Après avoir écouté le nouvel EP « Points Cardinaux » de Clara Malaterre ces dernières semaines, comme je me l’étais promis, je me suis rendue à la Manufacture Chanson à Paris le 8 octobre dernier pour assister à la release party de son album 5 titres. Découvrir les chansons d’un artiste sur scène est important. C’est là que l’artiste délivre ce qu’il est réellement au-delà de la production discographique qui peut gommer parfois les aspérités nécessaires à la découverte de sa démarche artistique. Le seul endroit où leurs mots, leurs notes, leur propre expression deviennent justes est donc en live.
La Manufacture Chanson, située dans le quartier du Père Lachaise à Paris est une vraie Maison d’Artistes. Depuis 1983, leur ambition est de proposer un lieu dédié à la chanson. La chanson sous toutes ses formes, quelle que soit son origine, sa langue ou son style. Ce lieu a accompagné de nombreux artistes de chanson française, qui s’y rencontrent, y cultivent leur créativité, partagent leur passion et développent leurs savoirs. C’est d’ailleurs ce lieu qui produit le concert de ce soir, sous la houlette du maître des lieux, Stéphane Riva et dans lequel Clara Malaterre a fait une résidence de 3 jours pour développer son projet scénique en particulier.
Ce lieu intimiste accueille une cinquantaine de personnes, et le concert de ce soir affiche complet. C’est un public très large qui va de 5 à 77 ans, composé de curieux comme moi, de sa famille et d’amis qui sont venus soutenir la jeune artiste. C’est la première fois que Clara Malaterre se produit en trio pour présenter ce nouvel EP Points Cardinaux. Elle démarre le set par la présentation des personnes qui l’ont accompagné jusqu’ici : Stéphane, Tristan son coach, Sébastien au son et Maxime à la vidéo. Elle présente également ceux qu’elle appelle, « son épopée sauvage » qui l’accompagne ce soir sur scène : Nicolas Delaffon (guitare, mandoline) et son acolyte de toujours, qu’elle nomme affectueusement son bras droit, son poumon gauche, sa cover Basse, Arthur de Barochez (guitare basse). Ce trio guitaristique va mener le concert tambour battant pendant une grande partie de la soirée, même si Clara Malaterre s’octroie un espace solo pour présenter quelques chansons en guitare-voix acoustique.
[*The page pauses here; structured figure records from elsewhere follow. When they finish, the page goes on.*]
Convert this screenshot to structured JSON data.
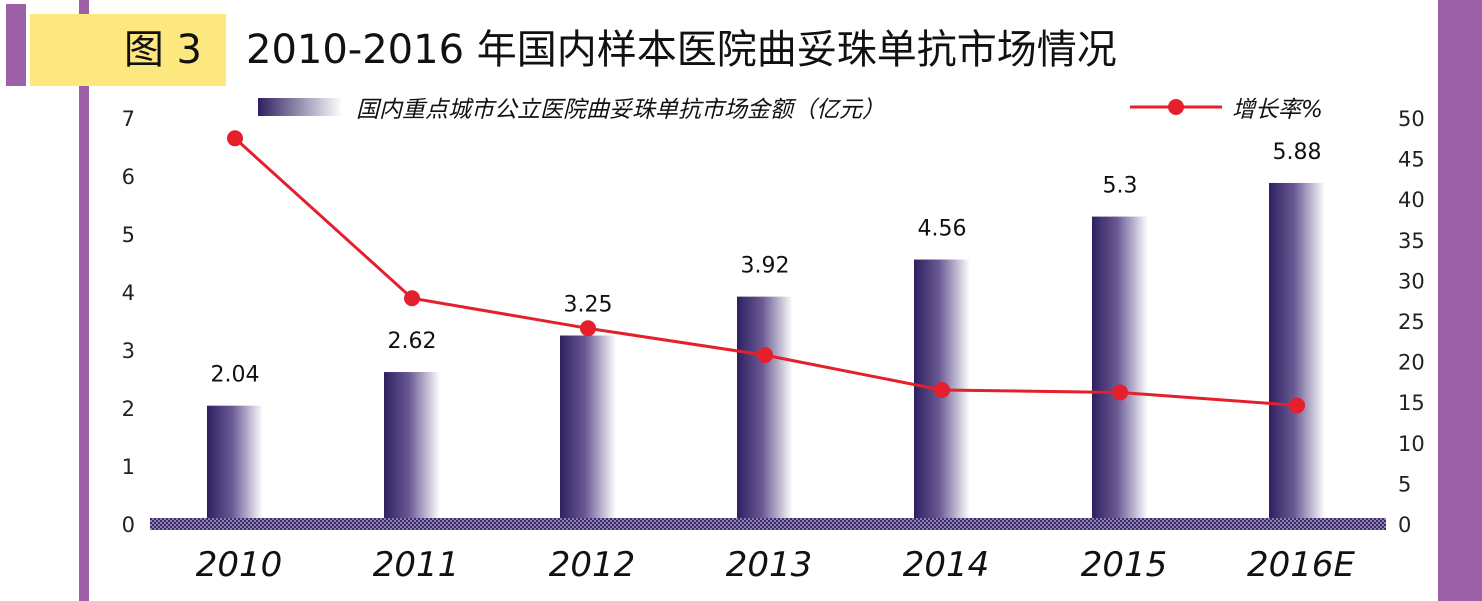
{
  "header": {
    "figure_label": "图 3",
    "title": "2010-2016 年国内样本医院曲妥珠单抗市场情况"
  },
  "colors": {
    "accent_purple": "#9b60a6",
    "label_yellow": "#fde77f",
    "bar_dark": "#2e2060",
    "line_red": "#e3202c"
  },
  "chart_data": {
    "type": "bar",
    "categories": [
      "2010",
      "2011",
      "2012",
      "2013",
      "2014",
      "2015",
      "2016E"
    ],
    "series": [
      {
        "name": "国内重点城市公立医院曲妥珠单抗市场金额（亿元）",
        "type": "bar",
        "axis": "left",
        "values": [
          2.04,
          2.62,
          3.25,
          3.92,
          4.56,
          5.3,
          5.88
        ],
        "labels": [
          "2.04",
          "2.62",
          "3.25",
          "3.92",
          "4.56",
          "5.3",
          "5.88"
        ]
      },
      {
        "name": "增长率%",
        "type": "line",
        "axis": "right",
        "values": [
          47.5,
          27.8,
          24.1,
          20.8,
          16.5,
          16.2,
          14.6
        ]
      }
    ],
    "y_left": {
      "ylim": [
        0,
        7
      ],
      "ticks": [
        "0",
        "1",
        "2",
        "3",
        "4",
        "5",
        "6",
        "7"
      ]
    },
    "y_right": {
      "ylim": [
        0,
        50
      ],
      "ticks": [
        "0",
        "5",
        "10",
        "15",
        "20",
        "25",
        "30",
        "35",
        "40",
        "45",
        "50"
      ]
    },
    "legend_position": "top",
    "grid": false
  }
}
La chanson « Peaux », issue de son EP « Portraits » ouvre le bal. L’ambiance est jazzy (j’adore son scat, ses onomatopées et le picking des guitares), ses guitaristes font chœur avec elle et plantent le décor chaleureux et bienveillant de ce concert. Après des applaudissements nourris, Clara Malaterre enchaîne sur deux morceaux de son EP « Points Cardinaux » : d’abord la chanson « Grandeur Nature », dans laquelle elle nous embarque dans un voyage intimiste et joyeux. Une sorte d’invitation céleste vers ses paysages qui la façonnent. D’ailleurs, elle invite le public à se joindre à elle pour reprendre le refrain « Et, je rêve » en chœur sur sa voix de tête qui nous attrape.
Puis c’est la chanson, « l’Etang », où nous basculons dans un monde hyper mélancolique. Arthur de Barochez imprime cette ambiance triste en jouant de l’archet sur sa guitare, qui évoque la noirceur des souvenirs, comme une nature morte, et qui nous transperce l’âme par des mots forts : « Sans M, Famille se dit M, l’enfance est un couteau dans le cœur » … Ce chaud-froid nous démontre la lucidité, une certaine gravité dans cette chanson, qui monte crescendo, pour redescendre en douceur et décuple les émotions. « J’offre ces questions au vent, je ne retournerais plus à l’étang ». Avec ces mots qui traduisent la fin de l’enfance, Clara Malaterre nous cueille littéralement. C’est déjà le premier moment fort de la soirée. Le ton est donné. Clara Malaterre ne triche pas avec ce qu’elle est, ce qu’elle ressent, ce qu’elle veut transmettre. Le retour du public est nourri à la hauteur de cette bouleversante chanson.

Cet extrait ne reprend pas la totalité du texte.